Epilog

221 7 0
                                    

Happy reading!

******

Waktu berjalan begitu cepat. Vanessa meregangkan otot-ototnya begitu ia selesai menulis. Kemudian ia menyeruput secangkir kopinya yang sudah dingin sejak tadi.

Ia menghabiskan waktunya 3 jam untuk menulis kisah SMA-nya. Tak banyak, namun berkesan bagi gadis itu. Mengajarkan ia banyak hal. Seperti tak boleh membenci orang berlebihan, membantu orang yang kesusahan, memaafkan orang lain, dan masih banyak lainnya.

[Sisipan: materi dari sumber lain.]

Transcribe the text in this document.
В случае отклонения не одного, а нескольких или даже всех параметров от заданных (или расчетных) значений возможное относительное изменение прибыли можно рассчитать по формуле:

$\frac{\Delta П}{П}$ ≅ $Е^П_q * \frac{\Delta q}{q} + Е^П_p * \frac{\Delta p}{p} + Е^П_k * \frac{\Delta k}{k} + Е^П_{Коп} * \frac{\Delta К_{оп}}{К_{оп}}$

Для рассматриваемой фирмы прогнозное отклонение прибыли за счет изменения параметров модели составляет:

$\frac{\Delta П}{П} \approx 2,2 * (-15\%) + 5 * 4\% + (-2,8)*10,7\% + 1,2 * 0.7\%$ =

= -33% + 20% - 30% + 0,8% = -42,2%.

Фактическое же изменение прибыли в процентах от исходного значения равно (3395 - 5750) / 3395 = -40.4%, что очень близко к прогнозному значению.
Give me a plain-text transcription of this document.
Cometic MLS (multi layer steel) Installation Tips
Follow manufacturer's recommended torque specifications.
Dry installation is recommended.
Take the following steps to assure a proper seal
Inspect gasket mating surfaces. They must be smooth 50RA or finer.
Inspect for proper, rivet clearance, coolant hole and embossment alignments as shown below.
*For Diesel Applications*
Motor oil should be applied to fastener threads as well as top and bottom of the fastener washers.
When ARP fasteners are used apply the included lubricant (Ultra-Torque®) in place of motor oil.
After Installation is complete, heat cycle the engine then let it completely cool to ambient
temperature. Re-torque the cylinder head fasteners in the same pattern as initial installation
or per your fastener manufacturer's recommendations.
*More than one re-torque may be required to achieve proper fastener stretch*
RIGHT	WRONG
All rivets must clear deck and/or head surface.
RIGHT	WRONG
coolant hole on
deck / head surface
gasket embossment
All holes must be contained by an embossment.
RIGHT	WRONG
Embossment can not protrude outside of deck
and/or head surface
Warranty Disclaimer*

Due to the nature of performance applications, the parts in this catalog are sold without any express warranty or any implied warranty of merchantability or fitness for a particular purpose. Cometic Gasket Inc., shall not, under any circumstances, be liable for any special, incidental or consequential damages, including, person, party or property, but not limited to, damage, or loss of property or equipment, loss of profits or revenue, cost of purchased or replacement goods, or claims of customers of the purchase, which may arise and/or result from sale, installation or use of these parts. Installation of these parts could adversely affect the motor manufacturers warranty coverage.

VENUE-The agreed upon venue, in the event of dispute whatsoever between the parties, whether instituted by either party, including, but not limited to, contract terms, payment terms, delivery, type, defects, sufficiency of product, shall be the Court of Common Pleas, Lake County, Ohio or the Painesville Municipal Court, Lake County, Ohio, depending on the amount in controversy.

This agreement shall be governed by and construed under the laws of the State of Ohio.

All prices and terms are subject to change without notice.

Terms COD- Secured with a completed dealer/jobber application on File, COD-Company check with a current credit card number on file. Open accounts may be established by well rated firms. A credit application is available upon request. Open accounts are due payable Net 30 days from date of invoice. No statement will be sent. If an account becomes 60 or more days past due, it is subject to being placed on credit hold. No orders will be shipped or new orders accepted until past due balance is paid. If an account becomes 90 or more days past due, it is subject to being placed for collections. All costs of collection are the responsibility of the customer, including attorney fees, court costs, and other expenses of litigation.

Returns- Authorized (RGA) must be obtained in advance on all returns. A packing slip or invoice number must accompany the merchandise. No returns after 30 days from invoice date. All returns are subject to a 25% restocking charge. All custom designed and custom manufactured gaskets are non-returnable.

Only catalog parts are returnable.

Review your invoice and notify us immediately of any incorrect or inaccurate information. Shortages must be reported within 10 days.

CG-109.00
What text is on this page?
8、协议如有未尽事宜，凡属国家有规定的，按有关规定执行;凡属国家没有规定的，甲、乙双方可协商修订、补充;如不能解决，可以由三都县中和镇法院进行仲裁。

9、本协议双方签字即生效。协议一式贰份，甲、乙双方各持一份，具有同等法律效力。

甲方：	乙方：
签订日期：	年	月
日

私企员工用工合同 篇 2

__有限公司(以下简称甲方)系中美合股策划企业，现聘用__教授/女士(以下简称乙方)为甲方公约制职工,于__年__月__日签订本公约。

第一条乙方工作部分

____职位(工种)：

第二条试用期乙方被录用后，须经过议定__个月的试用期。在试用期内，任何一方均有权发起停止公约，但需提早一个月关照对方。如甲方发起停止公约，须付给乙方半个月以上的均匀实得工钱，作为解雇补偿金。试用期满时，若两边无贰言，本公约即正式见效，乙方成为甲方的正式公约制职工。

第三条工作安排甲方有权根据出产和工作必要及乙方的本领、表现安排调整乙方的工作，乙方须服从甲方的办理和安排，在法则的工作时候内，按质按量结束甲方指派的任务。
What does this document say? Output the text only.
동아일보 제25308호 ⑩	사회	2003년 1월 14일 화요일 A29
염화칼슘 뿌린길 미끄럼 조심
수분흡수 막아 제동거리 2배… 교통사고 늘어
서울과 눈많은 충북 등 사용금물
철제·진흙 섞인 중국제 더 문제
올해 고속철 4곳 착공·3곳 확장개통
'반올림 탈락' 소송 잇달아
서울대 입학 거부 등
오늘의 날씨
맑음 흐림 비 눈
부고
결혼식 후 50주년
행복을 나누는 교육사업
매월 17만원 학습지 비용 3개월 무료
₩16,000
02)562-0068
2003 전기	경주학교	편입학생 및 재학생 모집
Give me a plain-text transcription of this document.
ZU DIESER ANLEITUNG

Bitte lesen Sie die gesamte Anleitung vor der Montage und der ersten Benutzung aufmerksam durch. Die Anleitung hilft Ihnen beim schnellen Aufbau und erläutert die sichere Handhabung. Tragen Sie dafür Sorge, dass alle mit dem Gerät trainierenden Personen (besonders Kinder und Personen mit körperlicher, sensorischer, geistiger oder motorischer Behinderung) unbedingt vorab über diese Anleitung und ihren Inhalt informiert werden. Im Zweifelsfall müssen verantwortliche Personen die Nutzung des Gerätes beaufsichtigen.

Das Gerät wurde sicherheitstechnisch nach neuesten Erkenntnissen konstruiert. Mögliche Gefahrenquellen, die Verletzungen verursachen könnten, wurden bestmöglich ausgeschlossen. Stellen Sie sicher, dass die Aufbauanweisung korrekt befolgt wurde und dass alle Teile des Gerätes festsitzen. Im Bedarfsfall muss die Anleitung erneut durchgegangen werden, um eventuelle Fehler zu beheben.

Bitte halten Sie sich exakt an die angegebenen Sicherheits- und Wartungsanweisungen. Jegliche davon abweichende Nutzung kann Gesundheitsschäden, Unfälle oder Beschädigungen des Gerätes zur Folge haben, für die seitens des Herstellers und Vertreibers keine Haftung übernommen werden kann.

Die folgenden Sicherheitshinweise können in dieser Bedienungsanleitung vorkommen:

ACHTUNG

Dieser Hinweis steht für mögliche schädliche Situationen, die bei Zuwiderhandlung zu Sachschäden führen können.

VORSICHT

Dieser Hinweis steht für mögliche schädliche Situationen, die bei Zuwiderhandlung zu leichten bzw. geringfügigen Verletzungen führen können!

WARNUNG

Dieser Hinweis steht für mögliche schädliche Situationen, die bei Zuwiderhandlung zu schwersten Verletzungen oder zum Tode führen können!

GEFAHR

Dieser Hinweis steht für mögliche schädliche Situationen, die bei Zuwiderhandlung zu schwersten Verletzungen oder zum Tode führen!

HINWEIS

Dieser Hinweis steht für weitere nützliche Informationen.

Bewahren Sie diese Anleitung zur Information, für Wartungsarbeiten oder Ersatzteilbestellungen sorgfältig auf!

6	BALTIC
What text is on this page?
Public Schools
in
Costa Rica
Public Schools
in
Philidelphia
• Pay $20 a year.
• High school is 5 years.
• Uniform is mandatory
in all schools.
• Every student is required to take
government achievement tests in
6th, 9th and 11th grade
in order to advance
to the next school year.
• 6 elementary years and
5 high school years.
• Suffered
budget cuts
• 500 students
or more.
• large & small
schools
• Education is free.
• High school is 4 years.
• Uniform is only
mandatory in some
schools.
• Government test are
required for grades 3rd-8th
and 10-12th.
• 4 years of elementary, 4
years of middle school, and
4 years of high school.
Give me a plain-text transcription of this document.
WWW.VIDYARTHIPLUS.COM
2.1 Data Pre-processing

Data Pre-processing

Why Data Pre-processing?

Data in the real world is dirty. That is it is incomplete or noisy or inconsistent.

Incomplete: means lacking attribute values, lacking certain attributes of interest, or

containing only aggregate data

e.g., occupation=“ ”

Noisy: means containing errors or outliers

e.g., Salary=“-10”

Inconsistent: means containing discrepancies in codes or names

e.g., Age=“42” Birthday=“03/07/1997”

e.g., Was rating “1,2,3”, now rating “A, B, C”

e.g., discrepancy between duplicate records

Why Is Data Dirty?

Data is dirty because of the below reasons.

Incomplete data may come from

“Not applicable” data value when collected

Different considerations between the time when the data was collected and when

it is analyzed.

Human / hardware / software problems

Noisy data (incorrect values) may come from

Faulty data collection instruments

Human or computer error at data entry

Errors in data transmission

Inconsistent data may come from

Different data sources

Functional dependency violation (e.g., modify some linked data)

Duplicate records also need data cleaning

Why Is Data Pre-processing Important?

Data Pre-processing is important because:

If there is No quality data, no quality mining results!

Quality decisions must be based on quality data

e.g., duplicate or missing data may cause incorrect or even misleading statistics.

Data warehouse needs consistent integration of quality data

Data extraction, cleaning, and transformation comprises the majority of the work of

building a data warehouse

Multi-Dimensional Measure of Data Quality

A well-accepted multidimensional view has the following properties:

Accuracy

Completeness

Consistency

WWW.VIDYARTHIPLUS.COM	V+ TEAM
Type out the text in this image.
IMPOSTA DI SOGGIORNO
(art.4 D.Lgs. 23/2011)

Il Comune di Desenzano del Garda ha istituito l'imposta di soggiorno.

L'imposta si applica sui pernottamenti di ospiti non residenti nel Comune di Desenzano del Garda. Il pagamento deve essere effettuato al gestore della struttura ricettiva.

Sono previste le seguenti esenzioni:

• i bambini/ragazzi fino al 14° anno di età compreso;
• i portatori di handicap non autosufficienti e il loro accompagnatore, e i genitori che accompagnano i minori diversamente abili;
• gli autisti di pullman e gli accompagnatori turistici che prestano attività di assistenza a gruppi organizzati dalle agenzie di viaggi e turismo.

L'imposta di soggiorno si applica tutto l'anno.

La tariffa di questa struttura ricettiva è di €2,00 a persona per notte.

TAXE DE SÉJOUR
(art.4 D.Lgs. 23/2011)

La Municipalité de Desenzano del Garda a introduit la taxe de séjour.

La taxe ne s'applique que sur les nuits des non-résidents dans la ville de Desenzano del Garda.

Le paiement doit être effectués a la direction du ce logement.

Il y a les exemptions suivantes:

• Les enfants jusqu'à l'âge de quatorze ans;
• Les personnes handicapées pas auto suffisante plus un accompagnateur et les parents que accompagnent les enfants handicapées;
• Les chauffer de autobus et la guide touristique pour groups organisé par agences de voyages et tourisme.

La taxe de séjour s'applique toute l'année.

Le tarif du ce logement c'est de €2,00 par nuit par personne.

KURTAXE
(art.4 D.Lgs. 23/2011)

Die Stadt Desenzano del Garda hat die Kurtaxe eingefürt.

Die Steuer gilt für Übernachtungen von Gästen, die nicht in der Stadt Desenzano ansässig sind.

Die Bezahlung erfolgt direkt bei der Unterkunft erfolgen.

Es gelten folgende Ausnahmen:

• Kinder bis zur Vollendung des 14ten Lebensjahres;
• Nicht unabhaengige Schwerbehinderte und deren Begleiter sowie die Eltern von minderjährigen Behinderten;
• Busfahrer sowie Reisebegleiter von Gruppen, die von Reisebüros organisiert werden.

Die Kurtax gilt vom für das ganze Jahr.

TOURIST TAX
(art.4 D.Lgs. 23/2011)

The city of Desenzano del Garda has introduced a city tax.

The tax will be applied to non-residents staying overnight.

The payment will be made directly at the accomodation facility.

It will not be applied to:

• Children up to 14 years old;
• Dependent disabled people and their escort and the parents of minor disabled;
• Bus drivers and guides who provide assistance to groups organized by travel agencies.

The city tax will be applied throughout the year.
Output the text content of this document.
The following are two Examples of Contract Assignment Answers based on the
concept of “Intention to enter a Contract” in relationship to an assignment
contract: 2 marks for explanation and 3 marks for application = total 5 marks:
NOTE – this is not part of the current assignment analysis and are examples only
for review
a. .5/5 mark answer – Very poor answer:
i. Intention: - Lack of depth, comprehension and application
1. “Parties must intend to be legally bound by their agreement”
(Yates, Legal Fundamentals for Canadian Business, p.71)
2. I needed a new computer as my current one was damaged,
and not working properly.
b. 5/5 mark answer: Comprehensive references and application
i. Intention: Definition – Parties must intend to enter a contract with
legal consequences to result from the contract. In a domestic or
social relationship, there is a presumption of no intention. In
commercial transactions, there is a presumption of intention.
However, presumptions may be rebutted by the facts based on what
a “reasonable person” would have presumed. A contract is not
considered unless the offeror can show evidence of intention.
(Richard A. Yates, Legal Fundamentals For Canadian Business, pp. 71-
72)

"Huaaa! Akhirnya selesai juga," ucapnya sembari tersenyum lebar.

Kini usianya sudah beranjak lebih dewasa. Sudah 25 tahun. Dan dia bekerja di sebuah perusahaan milik kakak dari calon suaminya. Menulis cerita ia gemari sejak masuk di dunia perkuliahan. Dan bukunya sudah beberapa dirilis dan dijual di toko-toko buku.

"Ini calon suami gue kemana, sih? Lama amat pulang kerja. Gak tau apa gue udah ngantuk nungguin dia pulang. Katanya mau jalan-jalan," gerutunya.

"Masa iya gue balik ke kantor cuma untuk nyari dia?" monolog gadis itu. Memang, jarak antara kantor dan cafe tempatnya sekarang tidak jauh. Hanya perlu berjalan sedikit ke arah timur lalu menyeberang.

"Tapi ini udah lama, sih. Yaudah, deh. Gue samperin aja," putusnya. Ia pun segera membereskan barang-barangnya dan segera menyeruput kopinya hingga tandas.

Ketika ia akan beranjak untuk pergi, sosok pemuda dengan badan tegap dan wajah tampan duduk di kursi hadapan Vanessa. Sosok itu tersenyum dengan lebar, tak merasa bersalah sedikit pun. Membuat Vanessa kesal tak karuan dan mengurungkan diri untuk keluar.

"Kenapa baru dateng sekarang?!" ucapnya dengan nada kesal. Laki-laki itu tertawa kecil. Kemudian tangannya ia julurkan untuk merapikan rambut Vanessa yang sedikit berantakan. "Maaf, tadi ada meeting dadakan, Sayang,"

Hanya begitu, kesal yang Vanessa rasakan reda. Gadis itu menghela napasnya. "Oke, gapapa,"

"Aku ada sesuatu buat kamu," ujar lelaki itu. Vanessa mengangkat sebelah alisnya. "Apa?" tanyanya dengan sedikit penasaran.

Laki-laki itu menyodorkan paper bag ke arah Vanessa. Gadis itu menerimanya dengan tidak sabar. Ketika ia membuka, betapa terkejutnya Vanessa.

"Undangannya udah jadi?!" tanya Vanessa dengan menahan teriakan gembiranya.

Lelaki itu mengangguk. "Seperti yang kamu liat, udah jadi. Tinggal di sebarin aja ke teman-teman sama keluarga kita,"

Vanessa tersenyum lebar. Kemudian tanpa rasa malu ia menghampiri sang pemuda lalu memeluknya. Hanya beberapa detik. "Thank you, Dav,"

"Sama-sama, Sayang,"

Vanessa kembali duduk di kursinya. Kemudian ia mengeluarkan sebuah flashdisk dan ia berikan ke hadapan David--calon suaminya.

"Ini apa?" tanya David tak paham. "Flashdisk," jawab Vanessa acuh tak acuh karena dirinya sekarang sedang sibuk melihat undangan pernikahan mereka yang sudah jadi.

David menghembuskan napas. Vanessa dari dulu sampai sekarang tak pernah berubah. Menyebalkan tapi David sayang.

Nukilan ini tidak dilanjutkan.